Mabula Joseph B, Kayange Neema M, Manyama Mange, Chandika Alphonce B, Rambau Peter F, Chalya Phillipo L
Department of Surgery, Catholic University of Health and Allied Sciences-Bugando, Mwanza, Tanzania.
BMC Res Notes. 2014 Jun 28;7:410. doi: 10.1186/1756-0500-7-410.
Hirschsprung's disease (HD) is the commonest cause of functional intestinal obstruction in children and poses challenges to pediatricians and pediatric surgeons practicing in resource-limited countries. This study describes the clinical characteristics and outcome of management of this disease in our setting and highlights challenges associated with the care of these patients and proffer solutions for improved outcome.
This was a descriptive prospective study of children aged ≤ 10 years who were histologically diagnosed and treated for HD at our centre between July 2008 and June 2013.

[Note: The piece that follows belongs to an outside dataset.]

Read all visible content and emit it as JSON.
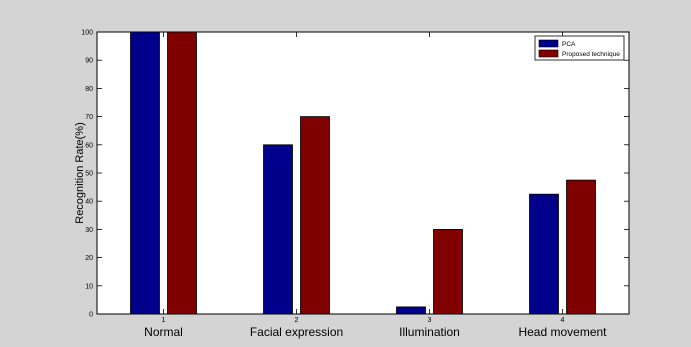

A total of 110 patients (M: F ratio= 3.6:1) with a median age of 24 months were studied. Six (5.5%) patients were in the neonatal period. Sixty-four (58.2%) patients had complete intestinal obstruction whereas 42 (38.2%) and 4 (3.6%) patients had chronic intestinal obstruction and intestinal perforation respectively. No patient had enterocolitis. Constipation (94.5%) was the most common complaints. 109 (99.1%) patients had colostomy prior to the definitive pull-through. The median duration of colostomy before definitive pull-through was 4 months. The majority of patients (67.3%) had short segment of aganglionosis localized to the recto-sigmoid region. The definitive pull-through was performed in 94 (85.5%) patients (Swenson's pull-through 76 (80.9%), Duhamel's pull-through (12.8%) and Soave's pull-through 4 (4.3%) patients). Postoperative complication rate was 47.3%. The median length of hospital stay was 26 days. Patients who developed complications stayed longer in the hospital and this was statistically significant (p <0.001). Mortality rate was 21.8%. The age < 4 weeks, delayed presentation and surgical site infection were the main predictors of mortality (p < 0.001). During the follow-up period, the results of Swenson's and Duhamel's pull through procedures were generally good in 87.8% and 42.9% of patients respectively. The result of Soave's procedures was generally poor in this study.
HD remains the commonest cause of functional intestinal obstruction in children and contributes significantly to high morbidity and mortality in our setting. The majority of patients present late when the disease becomes complicated. Early diagnosis and timely definitive pull through procedure are essential in order to decrease the morbidity and mortality associated with this disease.
先天性巨结肠(HD)是儿童功能性肠梗阻最常见的病因,给资源有限国家的儿科医生和小儿外科医生带来了挑战。本研究描述了该病在我们医院的临床特征及治疗结果,强调了这些患者护理中存在的挑战,并提出改善治疗结果的解决方案。
这是一项对2008年7月至2013年6月间在我们中心接受组织学诊断和治疗的10岁及以下HD患儿的描述性前瞻性研究。
共研究了110例患者(男:女比例为3.6:1),中位年龄为24个月。6例(5.5%)患者处于新生儿期。64例(58.2%)患者出现完全性肠梗阻,而42例(38.2%)和4例(3.6%)患者分别出现慢性肠梗阻和肠穿孔。无患者发生小肠结肠炎。便秘(94.5%)是最常见的主诉。109例(99.1%)患者在最终拖出手术前进行了结肠造口术。最终拖出手术前结肠造口术的中位持续时间为4个月。大多数患者(67.3%)的无神经节细胞症短节段局限于直肠乙状结肠区域。94例(85.5%)患者进行了最终拖出手术(Swenson拖出术76例(80.9%),Duhamel拖出术12.8%,Soave拖出术4例(4.3%))。术后并发症发生率为47.3%。中位住院时间为26天。发生并发症的患者住院时间更长,这具有统计学意义(p<0.001)。死亡率为21.8%。年龄<4周、就诊延迟和手术部位感染是死亡的主要预测因素(p<0.001)。在随访期间,Swenson拖出术和Duhamel拖出术的结果在87.8%和42.9%的患者中总体良好。在本研究中,Soave手术的结果总体较差。
HD仍然是儿童功能性肠梗阻最常见的病因,在我们的环境中对高发病率和死亡率有显著影响。大多数患者在疾病变得复杂时就诊较晚。早期诊断和及时的最终拖出手术对于降低与该病相关的发病率和死亡率至关重要。